At the other end of the social spectrum, and with more agency at their disposal but less mobility in public spaces, wealthy women devised numerous ways to make their presence felt without jeopardising their reputations: they used perfumes; they appeared on balconies, briefly visible to passers-by; sweet sounds of their voices carried into the street. Their bodies may have been covered as they negotiated public spaces, but they walked with a sway of their hips and used tokens as a secret language to convey messages of love.

Male control of women was underpinned by notions of moral rectitude but women were out and about much more than has previously been thought. They were (at least sometimes) visible to the gaze of foreign observers, curious about a culture so seemingly exotic. In the collection of the Correr Museum in Venice is an illustrated travel manuscript showing scenes of Istanbul in the late 17th century. Among them is a delightful sketch of a group of women enjoying an outing in a boat rowed by three handsome oarsmen sporting splendid black moustaches. 

Notions of honour ran deep in Ottoman society. Boyar writes: “The desire to protect women’s honour had less to do with women than it did with concern with the well-being of society as a whole, for an immoral woman meant an immoral society.” Women could be seen in public but how they behaved, and how they were perceived, was of paramount importance. For women to be seen visiting the graves of their relatives, or shines of holy personages, was acceptable; for women visiting a cemetery to be seen drinking and eating with unrelated men was not.

Women’s lives were controlled not just by the state, argues Boyar, but also by “an imagined moral community” with the “power to label a woman as honourable or dishonourable as it thought fit, leaving the woman concerned with no recourse to this judgment”. However, social perceptions of respectability were fluid – and varied across time and space. An Anatolian visitor to Cairo was shocked to see the wives of high-ranking men riding on donkeys. His reaction was coloured by the practice elsewhere for prostitutes to be punished by being displayed on donkeys.

It was within the intimacy of the mahalle (neighbourhood) that the question of reputation was most potent. “For a woman to be labelled a prostitute had significant ramifications for it left her exposed without the protection of either family, society or the state,” writes Boyar. “She was seen as challenging the imagined moral community and as seeking to build a life outside its boundaries and control.” On one hand condemnation could mean ruin, on the other marginalisation could be empowering.
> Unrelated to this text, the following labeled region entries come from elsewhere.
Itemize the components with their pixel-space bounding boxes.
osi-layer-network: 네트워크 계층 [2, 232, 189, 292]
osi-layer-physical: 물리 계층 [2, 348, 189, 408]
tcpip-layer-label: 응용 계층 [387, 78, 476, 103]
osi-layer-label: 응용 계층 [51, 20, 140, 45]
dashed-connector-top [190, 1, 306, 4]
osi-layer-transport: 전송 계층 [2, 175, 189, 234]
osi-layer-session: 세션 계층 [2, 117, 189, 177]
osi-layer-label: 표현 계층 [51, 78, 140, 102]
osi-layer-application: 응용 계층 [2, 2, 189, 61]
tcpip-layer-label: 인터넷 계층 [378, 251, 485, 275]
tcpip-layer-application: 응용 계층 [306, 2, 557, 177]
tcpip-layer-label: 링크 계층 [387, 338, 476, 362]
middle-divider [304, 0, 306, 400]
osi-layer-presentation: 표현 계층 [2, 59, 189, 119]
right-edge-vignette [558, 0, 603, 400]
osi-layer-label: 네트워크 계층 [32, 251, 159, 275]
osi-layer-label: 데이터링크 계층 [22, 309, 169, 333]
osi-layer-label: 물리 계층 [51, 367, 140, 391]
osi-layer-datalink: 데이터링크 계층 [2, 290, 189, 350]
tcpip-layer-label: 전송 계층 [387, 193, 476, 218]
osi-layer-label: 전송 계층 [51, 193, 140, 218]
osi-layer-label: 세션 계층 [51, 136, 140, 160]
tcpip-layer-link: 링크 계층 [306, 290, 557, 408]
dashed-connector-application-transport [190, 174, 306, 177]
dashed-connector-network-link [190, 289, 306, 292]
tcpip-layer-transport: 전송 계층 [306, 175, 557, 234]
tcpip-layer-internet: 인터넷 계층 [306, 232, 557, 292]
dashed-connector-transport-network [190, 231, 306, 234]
Brothels were everywhere. Not only did prostitutes have access to public spaces but, as an integral part of society, they were sometimes invited to important celebrations and took part in street processions.
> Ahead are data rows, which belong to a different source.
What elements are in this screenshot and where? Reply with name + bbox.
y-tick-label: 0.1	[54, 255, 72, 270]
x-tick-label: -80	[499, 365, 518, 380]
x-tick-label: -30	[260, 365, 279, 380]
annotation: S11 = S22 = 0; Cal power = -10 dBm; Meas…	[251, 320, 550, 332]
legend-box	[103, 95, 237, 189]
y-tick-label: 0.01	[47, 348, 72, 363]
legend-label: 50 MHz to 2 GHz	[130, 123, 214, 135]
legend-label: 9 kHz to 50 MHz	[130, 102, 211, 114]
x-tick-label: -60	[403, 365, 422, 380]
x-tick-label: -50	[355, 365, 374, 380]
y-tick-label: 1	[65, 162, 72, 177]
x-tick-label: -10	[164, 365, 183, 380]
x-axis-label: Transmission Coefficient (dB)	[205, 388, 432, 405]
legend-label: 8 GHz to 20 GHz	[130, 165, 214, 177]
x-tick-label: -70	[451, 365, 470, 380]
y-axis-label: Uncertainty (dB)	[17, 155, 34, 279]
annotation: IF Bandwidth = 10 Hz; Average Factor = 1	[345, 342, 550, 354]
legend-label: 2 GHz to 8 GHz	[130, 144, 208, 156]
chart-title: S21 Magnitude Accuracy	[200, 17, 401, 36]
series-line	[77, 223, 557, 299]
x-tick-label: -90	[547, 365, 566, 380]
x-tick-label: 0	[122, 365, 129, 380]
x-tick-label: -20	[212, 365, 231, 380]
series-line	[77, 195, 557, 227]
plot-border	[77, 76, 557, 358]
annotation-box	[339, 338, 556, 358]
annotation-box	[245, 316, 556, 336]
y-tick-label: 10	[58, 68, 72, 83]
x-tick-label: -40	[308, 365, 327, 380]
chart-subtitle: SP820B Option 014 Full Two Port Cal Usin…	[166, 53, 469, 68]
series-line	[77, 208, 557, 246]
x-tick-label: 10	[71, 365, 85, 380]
By the turn of the 20th century, the Ottoman empire was crumbling. Its demise had opened up new opportunities for women to enter public spheres. As Boyar writes: “Their progress and the speed of change in both the level of their participation and the acceptance of their new position owed much to the dire circumstances that the empire found itself in in that period and to certain changes, in particular the emergence of the press and the development of female education.”
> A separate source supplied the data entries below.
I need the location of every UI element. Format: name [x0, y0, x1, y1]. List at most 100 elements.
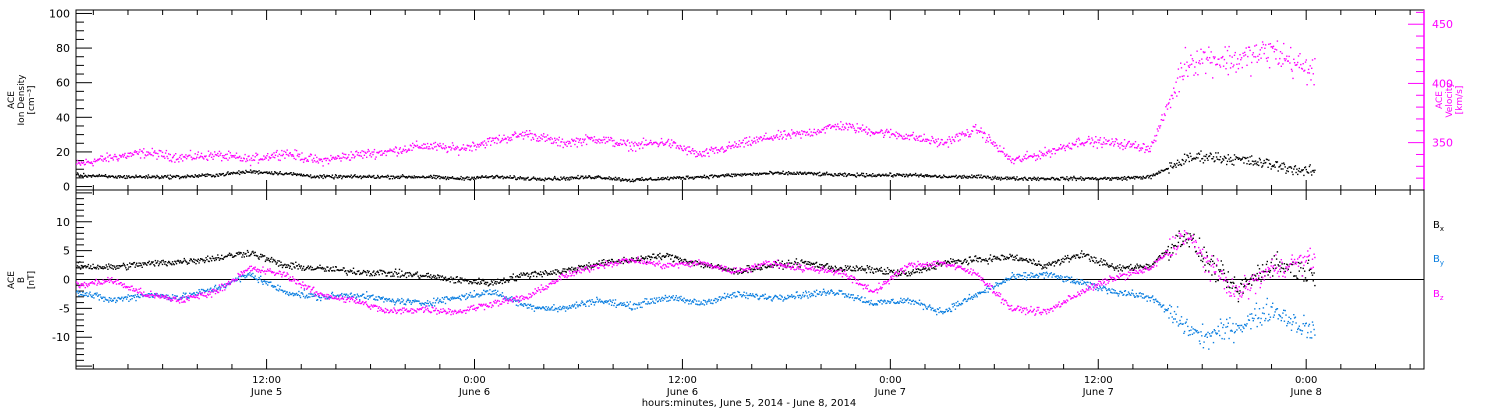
data-dot: [631, 178, 634, 181]
data-dot: [946, 176, 948, 178]
data-dot: [287, 173, 289, 175]
data-dot: [160, 177, 162, 179]
data-dot: [778, 138, 780, 140]
data-dot: [870, 269, 872, 271]
data-dot: [122, 153, 124, 156]
data-dot: [1088, 258, 1091, 260]
data-dot: [280, 154, 282, 157]
data-dot: [445, 178, 447, 181]
data-dot: [1164, 114, 1166, 117]
data-dot: [652, 253, 654, 255]
data-dot: [389, 148, 391, 150]
data-dot: [990, 178, 992, 180]
data-dot: [364, 151, 366, 154]
data-dot: [1049, 264, 1052, 266]
data-dot: [942, 176, 944, 179]
data-dot: [145, 175, 147, 177]
data-dot: [352, 153, 354, 156]
data-dot: [654, 257, 656, 259]
data-dot: [105, 175, 107, 178]
data-dot: [671, 144, 674, 147]
data-dot: [1297, 61, 1299, 64]
data-dot: [667, 140, 669, 142]
data-dot: [876, 174, 879, 176]
data-dot: [900, 272, 903, 275]
data-dot: [805, 260, 807, 263]
data-dot: [1209, 261, 1212, 263]
data-dot: [201, 258, 203, 260]
data-dot: [575, 271, 578, 273]
data-dot: [949, 138, 951, 140]
data-dot: [1233, 154, 1236, 156]
data-dot: [1084, 177, 1087, 179]
data-dot: [757, 174, 759, 176]
data-dot: [98, 173, 100, 176]
data-dot: [1007, 176, 1009, 178]
data-dot: [1049, 156, 1052, 158]
data-dot: [435, 145, 437, 148]
data-dot: [1203, 246, 1205, 248]
data-dot: [1226, 163, 1228, 166]
data-dot: [79, 164, 82, 166]
data-dot: [515, 136, 518, 138]
data-dot: [119, 175, 122, 177]
data-dot: [231, 256, 234, 258]
data-dot: [804, 260, 806, 263]
data-dot: [214, 259, 216, 262]
data-dot: [763, 172, 766, 174]
data-dot: [321, 175, 323, 177]
data-dot: [915, 268, 918, 271]
data-dot: [582, 265, 584, 268]
data-dot: [572, 268, 575, 271]
data-dot: [1154, 261, 1156, 264]
data-dot: [1054, 179, 1056, 181]
data-dot: [921, 140, 923, 142]
data-dot: [240, 252, 242, 254]
data-dot: [533, 133, 536, 136]
data-dot: [380, 150, 383, 152]
data-dot: [688, 263, 690, 265]
data-dot: [258, 170, 260, 172]
data-dot: [1014, 259, 1016, 261]
data-dot: [728, 141, 730, 143]
data-dot: [647, 255, 649, 257]
data-dot: [460, 282, 462, 284]
data-dot: [779, 262, 781, 264]
data-dot: [954, 136, 957, 138]
data-dot: [254, 156, 256, 158]
data-dot: [82, 291, 84, 294]
data-dot: [1229, 281, 1232, 284]
data-dot: [154, 175, 156, 178]
data-dot: [657, 145, 659, 148]
data-dot: [1276, 251, 1279, 253]
data-dot: [485, 142, 487, 144]
data-dot: [596, 176, 599, 178]
data-dot: [507, 279, 509, 282]
data-dot: [1244, 277, 1247, 279]
data-dot: [1037, 154, 1039, 156]
data-dot: [1003, 255, 1006, 258]
data-dot: [968, 256, 971, 259]
data-dot: [138, 296, 140, 299]
data-dot: [407, 149, 409, 151]
data-dot: [651, 143, 653, 146]
data-dot: [1301, 169, 1304, 172]
data-dot: [986, 137, 989, 139]
data-dot: [1059, 179, 1061, 181]
data-dot: [1172, 252, 1174, 254]
data-dot: [404, 273, 406, 275]
data-dot: [1112, 266, 1114, 268]
data-dot: [985, 139, 988, 141]
data-dot: [871, 131, 873, 133]
data-dot: [865, 268, 867, 270]
data-dot: [1006, 178, 1008, 181]
data-dot: [831, 267, 833, 269]
data-dot: [76, 291, 78, 293]
data-dot: [876, 175, 878, 177]
data-dot: [653, 141, 655, 144]
velocity-axis-label-line: [km/s]: [1455, 86, 1465, 115]
data-dot: [597, 140, 599, 143]
data-dot: [224, 153, 227, 156]
data-dot: [256, 171, 258, 173]
data-dot: [412, 146, 415, 149]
Unsurprisingly, so profound a societal change was by no means unopposed. As late as 1915, a regional governor expressly forbad women discussing the government to “create demoralisation with their lying and inaccurate words and gossip”. But even this condemnation of female gossip shows how much women were present and how their voices were heard in the Ottoman public space.

With this new volume, Fleet and Boyar and their contributors lift the lid on many thousands of lives previously marginalised by academic histories.

Ottoman Women in Public Space is published by Brill.